Câmara aprova voto de pesar pelo falecimento de Joaquim Romero Magalhães

O executivo da Câmara Municipal de Coimbra aprovou, por unanimidade, na sua reunião de ontem, um voto de pesar pelo falecimento de Joaquim Romero Magalhães, que faleceu no passado dia 24 de dezembro, aos 76 anos. O voto de pesar foi proposto pelo presidente da Câmara Municipal (CM) de Coimbra, Manuel Machado, nesta que é a primeira reunião desde o sucedido.

“Foi um municipalista convicto e um profundo conhecedor e defensor do municipalismo” que “nunca teve qualquer inibição em assumir com orgulho que tinha o gosto de ser autarca e fê-lo sempre a benefício de Coimbra”, destacou Manuel Machado, recordando o percurso académico e cívico de Romero Magalhães.

O edil acrescentou algumas notas pessoais recordando que teve a “honra e o privilégio de com ele aprender muito” na Faculdade de Economia da Universidade de Coimbra (UC).

Joaquim Romero Magalhães desempenhou cargos autárquicos “com reconhecido brio, empenhamento, idoneidade e entusiamo”, concluiu o autarca solicitando aos vereadores que o acompanhassem, por isso, no voto de pesar a transmitir à família e amigos.

Romero Magalhães nasceu em 1942, em Loulé (distrito de Faro), onde viveu até aos 17 anos, licenciou-se em história pela Faculdade de Letras da Universidade de Coimbra UC, em 1967, foi docente do ensino liceal e professor catedrático da Faculdade de Economia da UC, onde se doutorou.
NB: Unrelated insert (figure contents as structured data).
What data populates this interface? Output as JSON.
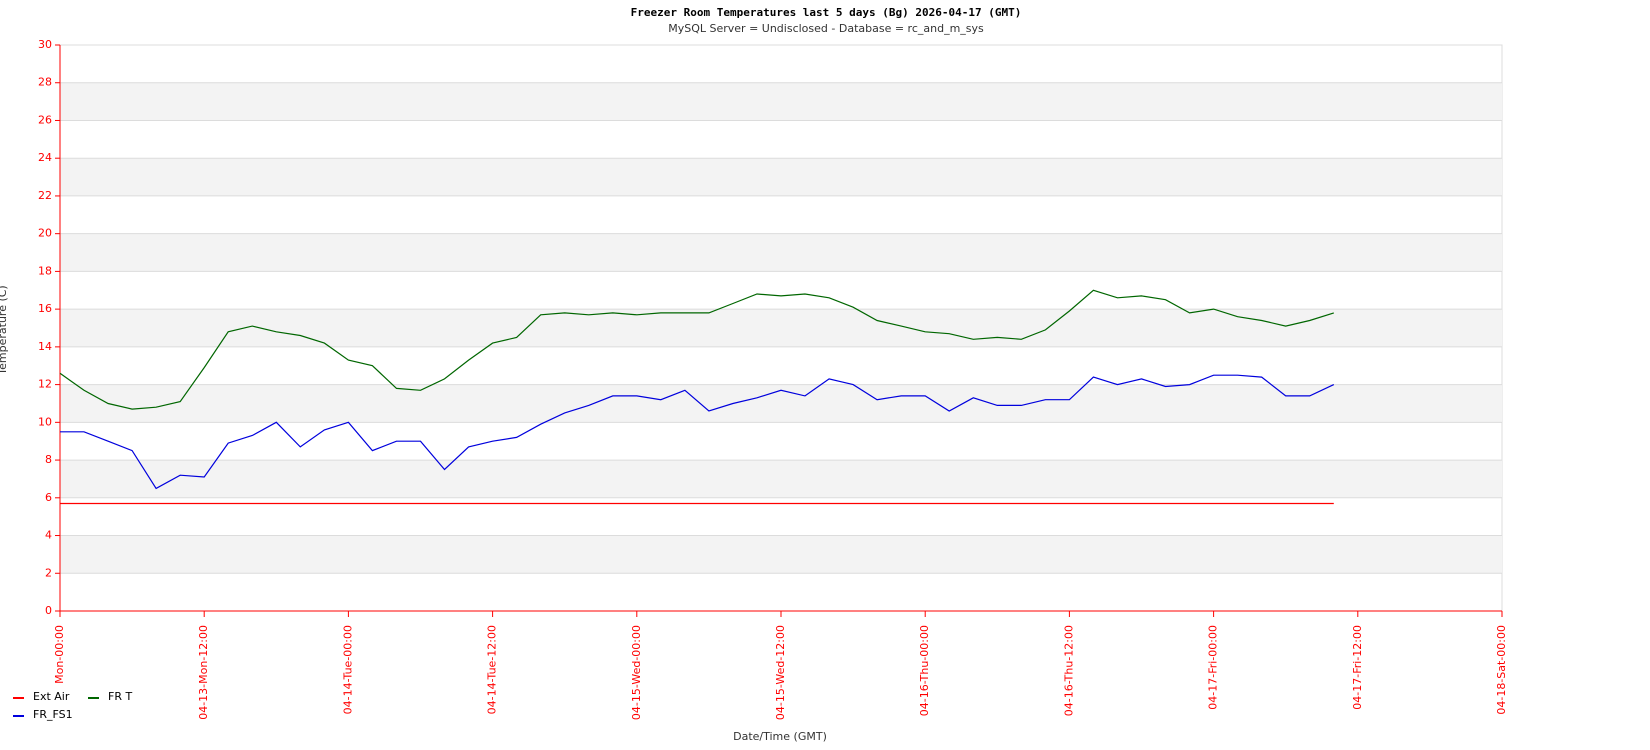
{
  "chart_data": {
    "type": "line",
    "title": "Freezer Room Temperatures last 5     days (Bg) 2026-04-17 (GMT)",
    "subtitle": "MySQL Server = Undisclosed - Database = rc_and_m_sys",
    "x_label": "Date/Time (GMT)",
    "y_label": "Temperature (C)",
    "x": [
      0,
      2,
      4,
      6,
      8,
      10,
      12,
      14,
      16,
      18,
      20,
      22,
      24,
      26,
      28,
      30,
      32,
      34,
      36,
      38,
      40,
      42,
      44,
      46,
      48,
      50,
      52,
      54,
      56,
      58,
      60,
      62,
      64,
      66,
      68,
      70,
      72,
      74,
      76,
      78,
      80,
      82,
      84,
      86,
      88,
      90,
      92,
      94,
      96,
      98,
      100,
      102,
      104,
      106
    ],
    "series": [
      {
        "name": "Ext Air",
        "color": "#ff0000",
        "values": [
          5.7,
          5.7,
          5.7,
          5.7,
          5.7,
          5.7,
          5.7,
          5.7,
          5.7,
          5.7,
          5.7,
          5.7,
          5.7,
          5.7,
          5.7,
          5.7,
          5.7,
          5.7,
          5.7,
          5.7,
          5.7,
          5.7,
          5.7,
          5.7,
          5.7,
          5.7,
          5.7,
          5.7,
          5.7,
          5.7,
          5.7,
          5.7,
          5.7,
          5.7,
          5.7,
          5.7,
          5.7,
          5.7,
          5.7,
          5.7,
          5.7,
          5.7,
          5.7,
          5.7,
          5.7,
          5.7,
          5.7,
          5.7,
          5.7,
          5.7,
          5.7,
          5.7,
          5.7,
          5.7
        ]
      },
      {
        "name": "FR_FS1",
        "color": "#0000dd",
        "values": [
          9.5,
          9.5,
          9.0,
          8.5,
          6.5,
          7.2,
          7.1,
          8.9,
          9.3,
          10.0,
          8.7,
          9.6,
          10.0,
          8.5,
          9.0,
          9.0,
          7.5,
          8.7,
          9.0,
          9.2,
          9.9,
          10.5,
          10.9,
          11.4,
          11.4,
          11.2,
          11.7,
          10.6,
          11.0,
          11.3,
          11.7,
          11.4,
          12.3,
          12.0,
          11.2,
          11.4,
          11.4,
          10.6,
          11.3,
          10.9,
          10.9,
          11.2,
          11.2,
          12.4,
          12.0,
          12.3,
          11.9,
          12.0,
          12.5,
          12.5,
          12.4,
          11.4,
          11.4,
          12.0
        ]
      },
      {
        "name": "FR T",
        "color": "#006600",
        "values": [
          12.6,
          11.7,
          11.0,
          10.7,
          10.8,
          11.1,
          12.9,
          14.8,
          15.1,
          14.8,
          14.6,
          14.2,
          13.3,
          13.0,
          11.8,
          11.7,
          12.3,
          13.3,
          14.2,
          14.5,
          15.7,
          15.8,
          15.7,
          15.8,
          15.7,
          15.8,
          15.8,
          15.8,
          16.3,
          16.8,
          16.7,
          16.8,
          16.6,
          16.1,
          15.4,
          15.1,
          14.8,
          14.7,
          14.4,
          14.5,
          14.4,
          14.9,
          15.9,
          17.0,
          16.6,
          16.7,
          16.5,
          15.8,
          16.0,
          15.6,
          15.4,
          15.1,
          15.4,
          15.8
        ]
      }
    ],
    "xlim": [
      0,
      120
    ],
    "xticks": [
      {
        "value": 0,
        "label": "Mon-00:00"
      },
      {
        "value": 12,
        "label": "04-13-Mon-12:00"
      },
      {
        "value": 24,
        "label": "04-14-Tue-00:00"
      },
      {
        "value": 36,
        "label": "04-14-Tue-12:00"
      },
      {
        "value": 48,
        "label": "04-15-Wed-00:00"
      },
      {
        "value": 60,
        "label": "04-15-Wed-12:00"
      },
      {
        "value": 72,
        "label": "04-16-Thu-00:00"
      },
      {
        "value": 84,
        "label": "04-16-Thu-12:00"
      },
      {
        "value": 96,
        "label": "04-17-Fri-00:00"
      },
      {
        "value": 108,
        "label": "04-17-Fri-12:00"
      },
      {
        "value": 120,
        "label": "04-18-Sat-00:00"
      }
    ],
    "ylim": [
      0,
      30
    ],
    "yticks": [
      0,
      2,
      4,
      6,
      8,
      10,
      12,
      14,
      16,
      18,
      20,
      22,
      24,
      26,
      28,
      30
    ],
    "grid": true,
    "axis_color": "#ff0000",
    "legend": "bottom-left"
  }
}
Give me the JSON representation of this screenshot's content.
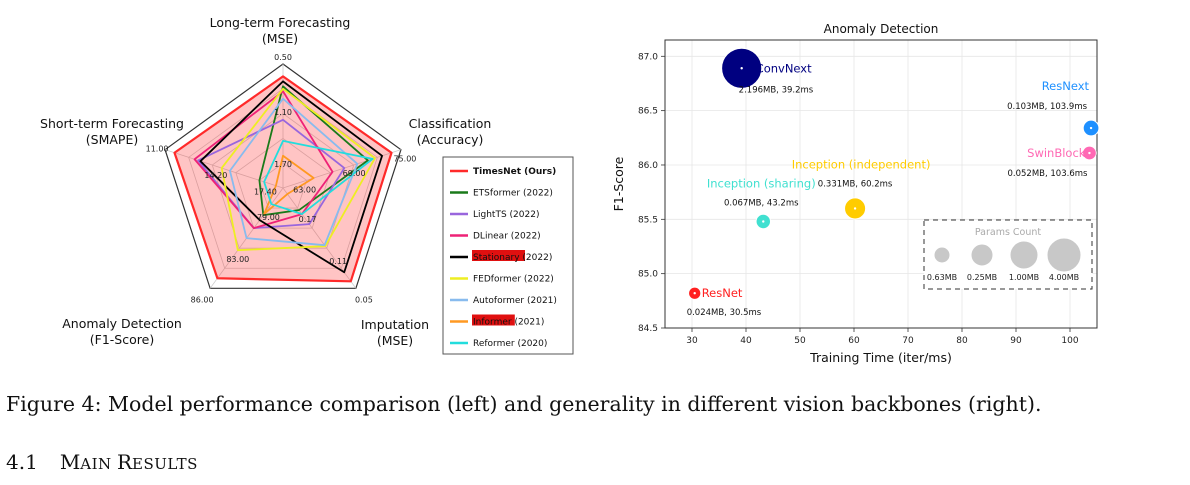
{
  "chart_data": [
    {
      "type": "radar",
      "axes": [
        {
          "name": "Long-term Forecasting",
          "unit": "(MSE)",
          "ticks": [
            "0.50",
            "1.10",
            "1.70"
          ]
        },
        {
          "name": "Classification",
          "unit": "(Accuracy)",
          "ticks": [
            "75.00",
            "69.00",
            "63.00"
          ]
        },
        {
          "name": "Imputation",
          "unit": "(MSE)",
          "ticks": [
            "0.05",
            "0.11",
            "0.17"
          ]
        },
        {
          "name": "Anomaly Detection",
          "unit": "(F1-Score)",
          "ticks": [
            "86.00",
            "83.00",
            "79.00"
          ]
        },
        {
          "name": "Short-term Forecasting",
          "unit": "(SMAPE)",
          "ticks": [
            "11.00",
            "14.20",
            "17.40"
          ]
        }
      ],
      "legend_position": "right",
      "series": [
        {
          "name": "TimesNet (Ours)",
          "color": "#ff2a2a",
          "fill": true,
          "values": [
            0.9,
            0.92,
            0.93,
            0.9,
            0.92
          ]
        },
        {
          "name": "ETSformer (2022)",
          "color": "#1a7a1a",
          "values": [
            0.82,
            0.72,
            0.22,
            0.27,
            0.2
          ]
        },
        {
          "name": "LightTS (2022)",
          "color": "#9966dd",
          "values": [
            0.55,
            0.52,
            0.36,
            0.4,
            0.72
          ]
        },
        {
          "name": "DLinear (2022)",
          "color": "#ee2277",
          "values": [
            0.78,
            0.42,
            0.26,
            0.4,
            0.75
          ]
        },
        {
          "name": "Stationary (2022)",
          "color": "#000000",
          "values": [
            0.86,
            0.84,
            0.84,
            0.32,
            0.7
          ]
        },
        {
          "name": "FEDformer (2022)",
          "color": "#eeee22",
          "values": [
            0.8,
            0.78,
            0.58,
            0.62,
            0.52
          ]
        },
        {
          "name": "Autoformer (2021)",
          "color": "#88bbee",
          "values": [
            0.72,
            0.63,
            0.57,
            0.5,
            0.45
          ]
        },
        {
          "name": "Informer (2021)",
          "color": "#ff9922",
          "values": [
            0.26,
            0.26,
            0.06,
            0.26,
            0.06
          ]
        },
        {
          "name": "Reformer (2020)",
          "color": "#22dddd",
          "values": [
            0.38,
            0.76,
            0.26,
            0.16,
            0.16
          ]
        }
      ],
      "highlighted_labels": [
        "Stationary",
        "Informer"
      ]
    },
    {
      "type": "scatter",
      "title": "Anomaly Detection",
      "xlabel": "Training Time (iter/ms)",
      "ylabel": "F1-Score",
      "xlim": [
        25,
        105
      ],
      "ylim": [
        84.5,
        87.15
      ],
      "xticks": [
        "30",
        "40",
        "50",
        "60",
        "70",
        "80",
        "90",
        "100"
      ],
      "yticks": [
        "84.5",
        "85.0",
        "85.5",
        "86.0",
        "86.5",
        "87.0"
      ],
      "points": [
        {
          "name": "ConvNext",
          "x": 39.2,
          "y": 86.89,
          "params": 2.196,
          "info": "2.196MB, 39.2ms",
          "color": "#000080"
        },
        {
          "name": "ResNext",
          "x": 103.9,
          "y": 86.34,
          "params": 0.103,
          "info": "0.103MB, 103.9ms",
          "color": "#1e90ff"
        },
        {
          "name": "SwinBlock",
          "x": 103.6,
          "y": 86.11,
          "params": 0.052,
          "info": "0.052MB, 103.6ms",
          "color": "#ff69b4"
        },
        {
          "name": "Inception (independent)",
          "x": 60.2,
          "y": 85.6,
          "params": 0.331,
          "info": "0.331MB, 60.2ms",
          "color": "#ffcc00"
        },
        {
          "name": "Inception (sharing)",
          "x": 43.2,
          "y": 85.48,
          "params": 0.067,
          "info": "0.067MB, 43.2ms",
          "color": "#40e0d0"
        },
        {
          "name": "ResNet",
          "x": 30.5,
          "y": 84.82,
          "params": 0.024,
          "info": "0.024MB, 30.5ms",
          "color": "#ff2020"
        }
      ],
      "size_legend": {
        "title": "Params Count",
        "items": [
          {
            "label": "0.63MB",
            "value": 0.63
          },
          {
            "label": "0.25MB",
            "value": 0.25
          },
          {
            "label": "1.00MB",
            "value": 1.0
          },
          {
            "label": "4.00MB",
            "value": 4.0
          }
        ]
      }
    }
  ],
  "caption": "Figure 4: Model performance comparison (left) and generality in different vision backbones (right).",
  "section": {
    "number": "4.1",
    "title_first": "M",
    "title_rest1": "AIN ",
    "title_first2": "R",
    "title_rest2": "ESULTS"
  }
}
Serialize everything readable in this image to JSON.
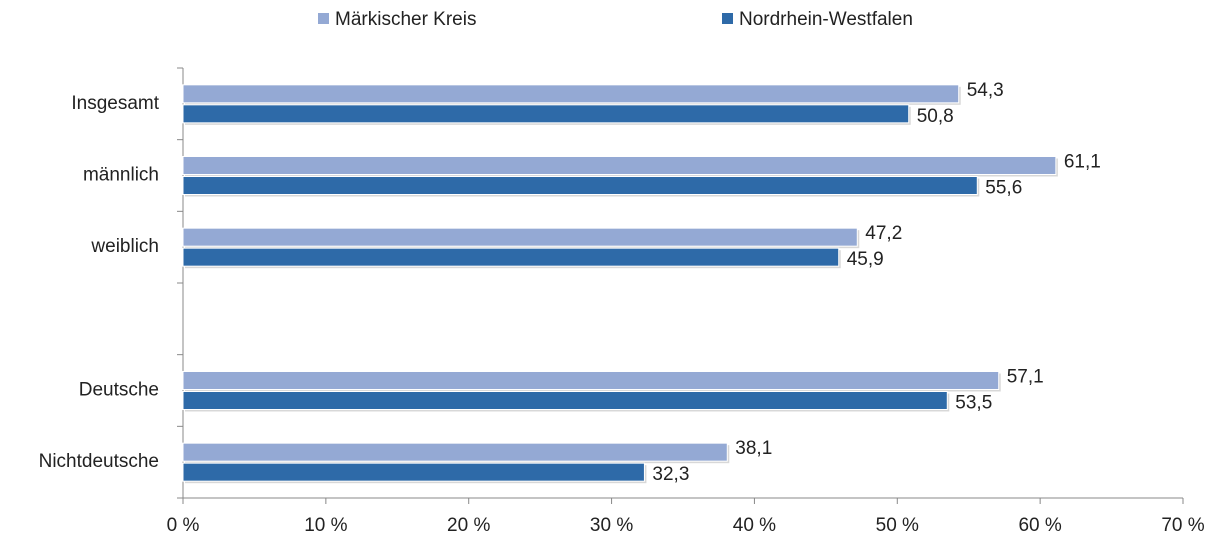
{
  "chart_data": {
    "type": "hbar",
    "categories": [
      "Insgesamt",
      "männlich",
      "weiblich",
      null,
      "Deutsche",
      "Nichtdeutsche"
    ],
    "series": [
      {
        "name": "Märkischer Kreis",
        "color": "#94a9d4",
        "values": [
          54.3,
          61.1,
          47.2,
          null,
          57.1,
          38.1
        ],
        "value_labels": [
          "54,3",
          "61,1",
          "47,2",
          null,
          "57,1",
          "38,1"
        ]
      },
      {
        "name": "Nordrhein-Westfalen",
        "color": "#2e6aa8",
        "values": [
          50.8,
          55.6,
          45.9,
          null,
          53.5,
          32.3
        ],
        "value_labels": [
          "50,8",
          "55,6",
          "45,9",
          null,
          "53,5",
          "32,3"
        ]
      }
    ],
    "xlim": [
      0,
      70
    ],
    "xticks": [
      {
        "value": 0,
        "label": "0 %"
      },
      {
        "value": 10,
        "label": "10 %"
      },
      {
        "value": 20,
        "label": "20 %"
      },
      {
        "value": 30,
        "label": "30 %"
      },
      {
        "value": 40,
        "label": "40 %"
      },
      {
        "value": 50,
        "label": "50 %"
      },
      {
        "value": 60,
        "label": "60 %"
      },
      {
        "value": 70,
        "label": "70 %"
      }
    ],
    "legend": "top"
  }
}
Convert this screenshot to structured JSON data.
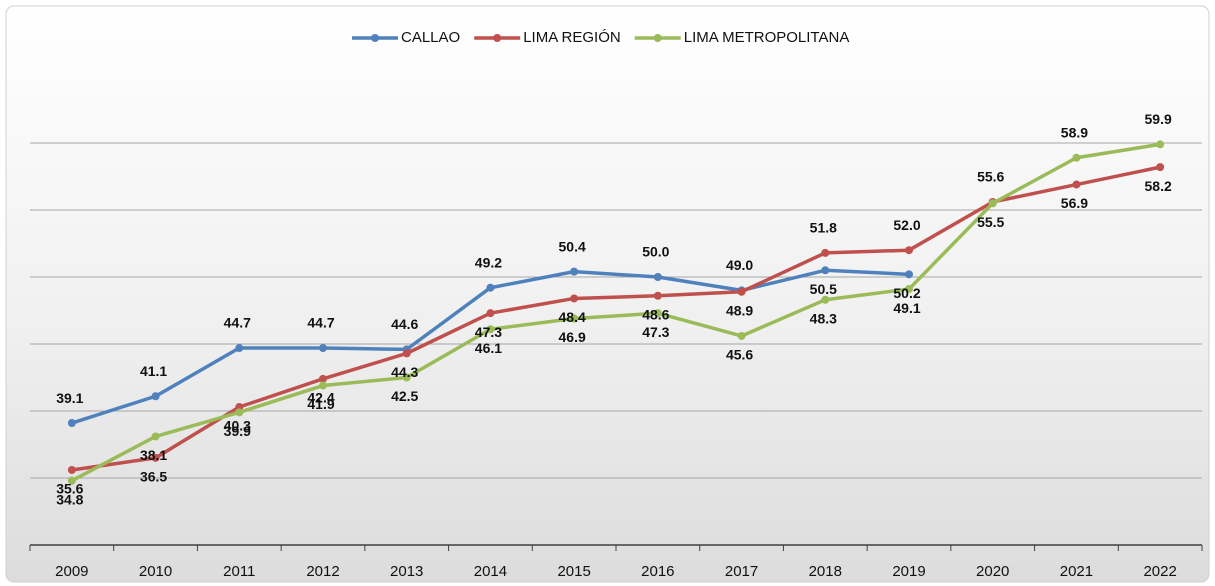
{
  "chart_data": {
    "type": "line",
    "categories": [
      "2009",
      "2010",
      "2011",
      "2012",
      "2013",
      "2014",
      "2015",
      "2016",
      "2017",
      "2018",
      "2019",
      "2020",
      "2021",
      "2022"
    ],
    "series": [
      {
        "name": "CALLAO",
        "color": "#4f81bd",
        "values": [
          39.1,
          41.1,
          44.7,
          44.7,
          44.6,
          49.2,
          50.4,
          50.0,
          49.0,
          50.5,
          50.2,
          null,
          null,
          null
        ]
      },
      {
        "name": "LIMA REGIÓN",
        "color": "#c0504d",
        "values": [
          35.6,
          36.5,
          40.3,
          42.4,
          44.3,
          47.3,
          48.4,
          48.6,
          48.9,
          51.8,
          52.0,
          55.6,
          56.9,
          58.2
        ]
      },
      {
        "name": "LIMA METROPOLITANA",
        "color": "#9bbb59",
        "values": [
          34.8,
          38.1,
          39.9,
          41.9,
          42.5,
          46.1,
          46.9,
          47.3,
          45.6,
          48.3,
          49.1,
          55.5,
          58.9,
          59.9
        ]
      }
    ],
    "ylim": [
      30,
      65
    ],
    "yticks": [
      30,
      35,
      40,
      45,
      50,
      55,
      60
    ],
    "grid": true,
    "legend": "top"
  }
}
Foi presidente do Conselho Diretivo da Faculdade de Economia da UC, durante oito anos, nas décadas de 80 e 90 do século passado, e secretário de Estado da Orientação Pedagógica em governos liderados por Mário Soares (1976-1978), e comissário-geral da Comissão Nacional para as Comemorações dos Descobrimentos Portugueses (1999-2002). A 12 de dezembro deste ano, foi distinguido pela Universidade do Algarve com o título de ‘doutor honoris causa’.

Foi também professor convidado da École des Hautes Études en Sciences Sociales de Paris, da Universidade de São Paulo e da Yale University, e sócio correspondente estrangeiro do Instituto Histórico e Geográfico Brasileiro, de acordo com a sua biografia, na página da Universidade de Coimbra na internet.

Enquanto estudante em Coimbra, Romero Magalhães foi presidente da Associação Académica de Coimbra e do Teatro dos Estudantes da Universidade de Coimbra, em 1964 e 1963, respetivamente.

Deputado à Assembleia Constituinte da República Portuguesa, eleito pelo PS, em 1975 e 1976, Joaquim Romero Magalhães foi autor de uma vasta obra, tendo coordenado o volume “Alvorecer da modernidade”, da História de Portugal dirigida por José Mattoso, e publicado obras como “Vem aí a República! 1906-1910” ou “O Algarve económico durante o século XVI”, que lançou já em dezembro deste ano.